Foto: lightrain/Shutterstock.com
Jakarta, tvrijakartanews - Pembangkit listrik tenaga surya terbesar di dunia telah mulai beroperasi di Tiongkok. Meliputi lahan seluas 13.333 hektar (32.947 hektar) di gurun barat laut Xinjiang dan mampu memberi listrik pada sebuah negara kecil sendiri, fasilitas tersebut dilaporkan terhubung ke jaringan listrik pada hari Senin.
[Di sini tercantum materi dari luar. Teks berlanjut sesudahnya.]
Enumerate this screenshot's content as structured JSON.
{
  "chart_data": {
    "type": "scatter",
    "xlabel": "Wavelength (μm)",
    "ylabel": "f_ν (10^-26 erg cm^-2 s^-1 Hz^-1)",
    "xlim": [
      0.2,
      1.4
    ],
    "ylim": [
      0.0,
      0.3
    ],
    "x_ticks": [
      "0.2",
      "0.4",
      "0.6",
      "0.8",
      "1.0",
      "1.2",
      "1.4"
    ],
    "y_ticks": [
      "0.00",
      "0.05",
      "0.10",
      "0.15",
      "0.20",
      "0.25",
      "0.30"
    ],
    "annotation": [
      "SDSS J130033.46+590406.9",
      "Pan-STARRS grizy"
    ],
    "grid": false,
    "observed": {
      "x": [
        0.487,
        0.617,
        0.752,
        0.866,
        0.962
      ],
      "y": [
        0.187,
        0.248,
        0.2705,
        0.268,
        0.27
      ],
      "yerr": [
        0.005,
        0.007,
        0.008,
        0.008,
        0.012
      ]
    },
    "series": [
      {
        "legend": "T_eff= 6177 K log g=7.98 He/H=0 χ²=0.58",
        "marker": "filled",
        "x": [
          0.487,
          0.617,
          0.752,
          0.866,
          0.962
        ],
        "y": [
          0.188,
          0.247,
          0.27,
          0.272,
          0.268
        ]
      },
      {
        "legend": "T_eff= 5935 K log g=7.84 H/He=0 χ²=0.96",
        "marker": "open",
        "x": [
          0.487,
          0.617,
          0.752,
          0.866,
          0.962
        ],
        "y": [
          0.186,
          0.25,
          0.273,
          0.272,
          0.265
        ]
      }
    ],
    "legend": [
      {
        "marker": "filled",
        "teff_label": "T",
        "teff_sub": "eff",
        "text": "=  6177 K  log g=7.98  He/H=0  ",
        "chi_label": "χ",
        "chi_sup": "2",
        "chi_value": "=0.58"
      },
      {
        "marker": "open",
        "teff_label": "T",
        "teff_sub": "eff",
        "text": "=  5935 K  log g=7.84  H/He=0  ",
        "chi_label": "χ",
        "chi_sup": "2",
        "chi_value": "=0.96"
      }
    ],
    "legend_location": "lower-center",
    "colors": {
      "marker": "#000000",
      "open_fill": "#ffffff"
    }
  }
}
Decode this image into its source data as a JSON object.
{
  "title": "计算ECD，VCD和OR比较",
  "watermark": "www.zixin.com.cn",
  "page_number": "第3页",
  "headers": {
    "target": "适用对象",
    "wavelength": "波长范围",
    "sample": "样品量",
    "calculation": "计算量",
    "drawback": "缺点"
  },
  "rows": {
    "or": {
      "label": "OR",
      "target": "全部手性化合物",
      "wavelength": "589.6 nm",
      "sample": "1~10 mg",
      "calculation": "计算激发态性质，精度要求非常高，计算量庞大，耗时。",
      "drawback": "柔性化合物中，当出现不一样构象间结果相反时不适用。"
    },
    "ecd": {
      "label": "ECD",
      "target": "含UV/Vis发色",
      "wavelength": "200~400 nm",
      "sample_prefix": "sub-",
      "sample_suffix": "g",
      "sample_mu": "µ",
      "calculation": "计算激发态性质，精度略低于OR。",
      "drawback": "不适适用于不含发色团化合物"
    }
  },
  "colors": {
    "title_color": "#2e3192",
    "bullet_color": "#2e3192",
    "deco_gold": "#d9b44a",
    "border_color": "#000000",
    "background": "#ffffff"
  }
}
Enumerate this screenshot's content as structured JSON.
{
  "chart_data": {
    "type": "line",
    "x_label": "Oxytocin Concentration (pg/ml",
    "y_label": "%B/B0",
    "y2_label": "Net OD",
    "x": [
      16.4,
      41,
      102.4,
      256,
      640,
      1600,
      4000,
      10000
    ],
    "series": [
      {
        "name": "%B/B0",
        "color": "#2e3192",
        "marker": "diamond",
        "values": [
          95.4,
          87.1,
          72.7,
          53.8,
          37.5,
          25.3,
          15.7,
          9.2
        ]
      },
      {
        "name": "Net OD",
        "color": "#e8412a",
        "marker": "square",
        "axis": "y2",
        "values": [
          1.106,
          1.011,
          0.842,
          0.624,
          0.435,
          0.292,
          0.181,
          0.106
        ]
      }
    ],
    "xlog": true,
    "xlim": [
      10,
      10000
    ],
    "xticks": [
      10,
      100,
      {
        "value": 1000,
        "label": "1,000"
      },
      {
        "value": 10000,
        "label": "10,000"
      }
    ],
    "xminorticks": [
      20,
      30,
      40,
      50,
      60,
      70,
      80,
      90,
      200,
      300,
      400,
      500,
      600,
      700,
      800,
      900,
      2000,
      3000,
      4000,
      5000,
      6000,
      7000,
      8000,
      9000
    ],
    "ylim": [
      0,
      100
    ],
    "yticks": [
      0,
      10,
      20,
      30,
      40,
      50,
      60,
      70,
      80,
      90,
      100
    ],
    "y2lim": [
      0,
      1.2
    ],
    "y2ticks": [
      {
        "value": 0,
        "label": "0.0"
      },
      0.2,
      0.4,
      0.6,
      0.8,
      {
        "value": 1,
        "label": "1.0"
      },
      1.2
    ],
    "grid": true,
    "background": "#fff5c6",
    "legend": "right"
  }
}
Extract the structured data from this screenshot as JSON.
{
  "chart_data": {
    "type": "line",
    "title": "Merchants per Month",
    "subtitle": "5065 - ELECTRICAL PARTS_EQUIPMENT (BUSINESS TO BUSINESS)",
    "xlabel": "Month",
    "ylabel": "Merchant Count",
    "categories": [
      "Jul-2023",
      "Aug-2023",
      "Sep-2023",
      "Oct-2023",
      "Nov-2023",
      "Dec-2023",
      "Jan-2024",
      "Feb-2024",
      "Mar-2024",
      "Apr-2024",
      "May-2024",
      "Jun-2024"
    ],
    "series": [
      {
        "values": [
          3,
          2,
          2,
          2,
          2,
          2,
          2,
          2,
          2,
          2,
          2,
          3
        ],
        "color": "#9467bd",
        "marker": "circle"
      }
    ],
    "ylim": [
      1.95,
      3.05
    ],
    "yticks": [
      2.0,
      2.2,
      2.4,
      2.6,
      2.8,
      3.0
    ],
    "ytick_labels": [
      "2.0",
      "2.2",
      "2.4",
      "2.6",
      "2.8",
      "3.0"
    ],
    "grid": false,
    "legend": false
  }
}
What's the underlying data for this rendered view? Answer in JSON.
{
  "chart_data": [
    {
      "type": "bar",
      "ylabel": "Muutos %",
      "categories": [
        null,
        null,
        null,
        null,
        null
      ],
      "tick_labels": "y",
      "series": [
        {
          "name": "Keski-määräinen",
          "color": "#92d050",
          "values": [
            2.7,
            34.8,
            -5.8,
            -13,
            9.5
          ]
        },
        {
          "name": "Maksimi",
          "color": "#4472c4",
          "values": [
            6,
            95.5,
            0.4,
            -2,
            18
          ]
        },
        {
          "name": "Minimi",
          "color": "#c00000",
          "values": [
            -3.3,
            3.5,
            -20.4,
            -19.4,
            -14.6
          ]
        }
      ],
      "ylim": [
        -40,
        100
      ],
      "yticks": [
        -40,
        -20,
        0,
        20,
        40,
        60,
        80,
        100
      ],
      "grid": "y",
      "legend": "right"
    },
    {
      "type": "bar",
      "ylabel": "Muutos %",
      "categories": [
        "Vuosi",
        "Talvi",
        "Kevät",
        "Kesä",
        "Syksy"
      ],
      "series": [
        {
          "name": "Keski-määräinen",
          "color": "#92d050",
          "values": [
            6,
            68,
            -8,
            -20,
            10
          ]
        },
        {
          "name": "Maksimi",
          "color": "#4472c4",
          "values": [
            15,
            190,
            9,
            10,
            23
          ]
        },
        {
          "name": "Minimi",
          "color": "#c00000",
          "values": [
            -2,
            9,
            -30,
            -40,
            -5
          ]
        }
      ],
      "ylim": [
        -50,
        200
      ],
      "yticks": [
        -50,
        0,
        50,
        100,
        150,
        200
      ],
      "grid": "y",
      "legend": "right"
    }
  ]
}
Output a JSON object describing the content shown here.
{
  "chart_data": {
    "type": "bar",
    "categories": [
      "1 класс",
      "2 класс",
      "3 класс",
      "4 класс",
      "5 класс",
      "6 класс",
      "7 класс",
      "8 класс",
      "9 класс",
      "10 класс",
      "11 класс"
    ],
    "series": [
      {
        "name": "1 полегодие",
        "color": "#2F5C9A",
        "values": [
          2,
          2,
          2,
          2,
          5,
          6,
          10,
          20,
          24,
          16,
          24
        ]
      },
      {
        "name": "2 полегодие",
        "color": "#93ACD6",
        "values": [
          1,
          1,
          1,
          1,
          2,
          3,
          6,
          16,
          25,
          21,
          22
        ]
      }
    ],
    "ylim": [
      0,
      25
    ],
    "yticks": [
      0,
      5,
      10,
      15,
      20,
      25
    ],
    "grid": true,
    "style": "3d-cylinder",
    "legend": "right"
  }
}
Seperti dilansir dari ifl science (12/06), pembangkit listrik tersebut terletak di daerah gurun Ürümqi, ibu kota Daerah Otonomi Uyghur Xinjiang. Pembangkit listrik berkapasitas 3,5 gigawatt ini diharapkan dapat menghasilkan sekitar 6,09 miliar kilowatt jam (kWh) listrik setiap tahunnya. Jumlah tersebut cukup untuk memenuhi kebutuhan listrik di negara seperti Kamerun atau Laos atau memenuhi seluruh kebutuhan listrik di Vermont atau Alaska.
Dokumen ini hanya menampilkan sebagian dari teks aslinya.